Iterable Sequences

The normal paradigm for a sequence is that each step is responsible for completing itself, which is what advances the sequence. Promises work the same way.

The unfortunate part is that sometimes you need external control over a Promise/step, which leads to awkward “capability extraction”.

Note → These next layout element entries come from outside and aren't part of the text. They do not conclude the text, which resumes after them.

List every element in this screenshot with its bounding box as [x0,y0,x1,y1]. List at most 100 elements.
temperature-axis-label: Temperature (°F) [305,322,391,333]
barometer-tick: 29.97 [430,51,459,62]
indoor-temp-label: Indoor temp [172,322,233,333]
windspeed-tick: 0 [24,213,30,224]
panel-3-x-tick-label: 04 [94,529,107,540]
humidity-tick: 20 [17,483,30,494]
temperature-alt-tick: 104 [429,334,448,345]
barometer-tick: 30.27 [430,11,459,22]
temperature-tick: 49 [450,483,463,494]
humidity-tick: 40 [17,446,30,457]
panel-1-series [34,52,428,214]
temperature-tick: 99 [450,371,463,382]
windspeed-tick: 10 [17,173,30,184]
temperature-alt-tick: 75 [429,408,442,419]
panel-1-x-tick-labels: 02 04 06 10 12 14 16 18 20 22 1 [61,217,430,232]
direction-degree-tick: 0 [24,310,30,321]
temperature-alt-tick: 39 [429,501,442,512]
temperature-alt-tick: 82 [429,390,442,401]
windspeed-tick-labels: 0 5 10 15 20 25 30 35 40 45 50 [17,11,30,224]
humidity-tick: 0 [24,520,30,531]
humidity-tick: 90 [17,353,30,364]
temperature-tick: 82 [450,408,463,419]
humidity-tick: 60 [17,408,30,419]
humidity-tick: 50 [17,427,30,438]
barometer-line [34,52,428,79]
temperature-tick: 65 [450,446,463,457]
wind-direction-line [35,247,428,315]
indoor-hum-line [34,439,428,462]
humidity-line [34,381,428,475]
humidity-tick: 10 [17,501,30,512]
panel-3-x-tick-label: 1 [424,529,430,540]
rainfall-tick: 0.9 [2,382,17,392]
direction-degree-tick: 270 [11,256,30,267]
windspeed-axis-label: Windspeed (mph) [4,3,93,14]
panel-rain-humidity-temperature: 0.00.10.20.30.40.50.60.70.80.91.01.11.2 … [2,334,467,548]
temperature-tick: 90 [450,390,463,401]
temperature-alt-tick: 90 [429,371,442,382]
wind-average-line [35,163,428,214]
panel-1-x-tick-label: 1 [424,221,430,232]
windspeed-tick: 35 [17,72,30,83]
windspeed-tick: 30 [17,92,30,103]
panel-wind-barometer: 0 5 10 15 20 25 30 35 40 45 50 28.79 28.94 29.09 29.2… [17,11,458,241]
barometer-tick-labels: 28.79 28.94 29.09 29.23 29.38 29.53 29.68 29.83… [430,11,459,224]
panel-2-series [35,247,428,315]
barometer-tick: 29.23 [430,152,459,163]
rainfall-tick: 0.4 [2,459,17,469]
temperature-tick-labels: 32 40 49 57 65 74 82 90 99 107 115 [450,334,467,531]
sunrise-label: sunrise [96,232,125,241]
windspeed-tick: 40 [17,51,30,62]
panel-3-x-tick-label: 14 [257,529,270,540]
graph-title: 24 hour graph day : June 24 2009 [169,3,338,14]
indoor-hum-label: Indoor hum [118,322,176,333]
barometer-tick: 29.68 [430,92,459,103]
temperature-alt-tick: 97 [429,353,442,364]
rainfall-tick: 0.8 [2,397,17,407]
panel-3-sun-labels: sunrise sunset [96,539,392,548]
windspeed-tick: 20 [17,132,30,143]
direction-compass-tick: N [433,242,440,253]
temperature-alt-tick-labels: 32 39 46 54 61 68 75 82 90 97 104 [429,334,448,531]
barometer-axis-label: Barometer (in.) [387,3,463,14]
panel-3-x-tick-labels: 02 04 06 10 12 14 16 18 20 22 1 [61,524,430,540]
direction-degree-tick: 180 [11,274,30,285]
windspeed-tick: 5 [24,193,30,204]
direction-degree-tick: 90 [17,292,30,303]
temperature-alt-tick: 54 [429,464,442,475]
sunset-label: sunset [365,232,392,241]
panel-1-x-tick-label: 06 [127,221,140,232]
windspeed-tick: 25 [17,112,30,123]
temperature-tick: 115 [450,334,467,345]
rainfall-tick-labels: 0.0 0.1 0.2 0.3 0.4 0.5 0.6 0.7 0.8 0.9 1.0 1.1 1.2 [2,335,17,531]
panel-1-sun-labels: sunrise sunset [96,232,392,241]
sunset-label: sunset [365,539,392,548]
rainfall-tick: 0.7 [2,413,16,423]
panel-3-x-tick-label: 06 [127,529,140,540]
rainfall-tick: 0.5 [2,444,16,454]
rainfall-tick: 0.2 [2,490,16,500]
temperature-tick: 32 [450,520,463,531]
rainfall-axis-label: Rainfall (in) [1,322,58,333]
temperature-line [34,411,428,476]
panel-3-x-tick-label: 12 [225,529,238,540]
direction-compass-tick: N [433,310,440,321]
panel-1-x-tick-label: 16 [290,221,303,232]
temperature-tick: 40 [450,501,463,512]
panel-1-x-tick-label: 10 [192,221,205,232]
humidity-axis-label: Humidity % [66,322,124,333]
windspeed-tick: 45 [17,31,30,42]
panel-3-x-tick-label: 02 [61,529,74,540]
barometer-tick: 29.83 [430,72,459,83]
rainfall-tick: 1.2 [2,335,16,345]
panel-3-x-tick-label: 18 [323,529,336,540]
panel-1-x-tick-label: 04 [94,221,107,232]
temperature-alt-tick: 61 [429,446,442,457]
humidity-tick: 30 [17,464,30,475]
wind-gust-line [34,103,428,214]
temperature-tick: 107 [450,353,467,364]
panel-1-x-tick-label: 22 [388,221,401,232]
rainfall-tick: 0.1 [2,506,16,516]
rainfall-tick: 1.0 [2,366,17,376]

Consider this Promises example:

  1. var domready = new Promise( function(resolve,reject){
  2. // don't want to put this here, because
  3. // it belongs logically in another part
  4. // of the code
  5. document.addEventListener( "DOMContentLoaded", resolve );
  6. } );
  7. // ..
  8. domready.then( function(){
  9. // DOM is ready!
  10. } );

The “capability extraction” anti-pattern with Promises looks like this:

  1. var ready;
  2. var domready = new Promise( function(resolve,reject){
  3. // extract the `resolve()` capability
  4. ready = resolve;
  5. } );
  6. // ..
  7. domready.then( function(){
  8. // DOM is ready!
  9. } );
  10. // ..
  11. document.addEventListener( "DOMContentLoaded", ready );

Note: This anti-pattern is an awkward code smell, in my opinion, but some developers like it, for reasons I can’t grasp.

asynquence offers an inverted sequence type I call “iterable sequences”, which externalizes the control capability (it’s quite useful in use cases like the domready):

  1. // note: `domready` here is an *iterator* that
  2. // controls the sequence
  3. var domready = ASQ.iterable();
  4. // ..
  5. domready.val( function(){
  6. // DOM is ready
  7. } );
  8. // ..
  9. document.addEventListener( "DOMContentLoaded", domready.next );

There’s more to iterable sequences than what we see in this scenario. We’ll come back to them in Appendix B.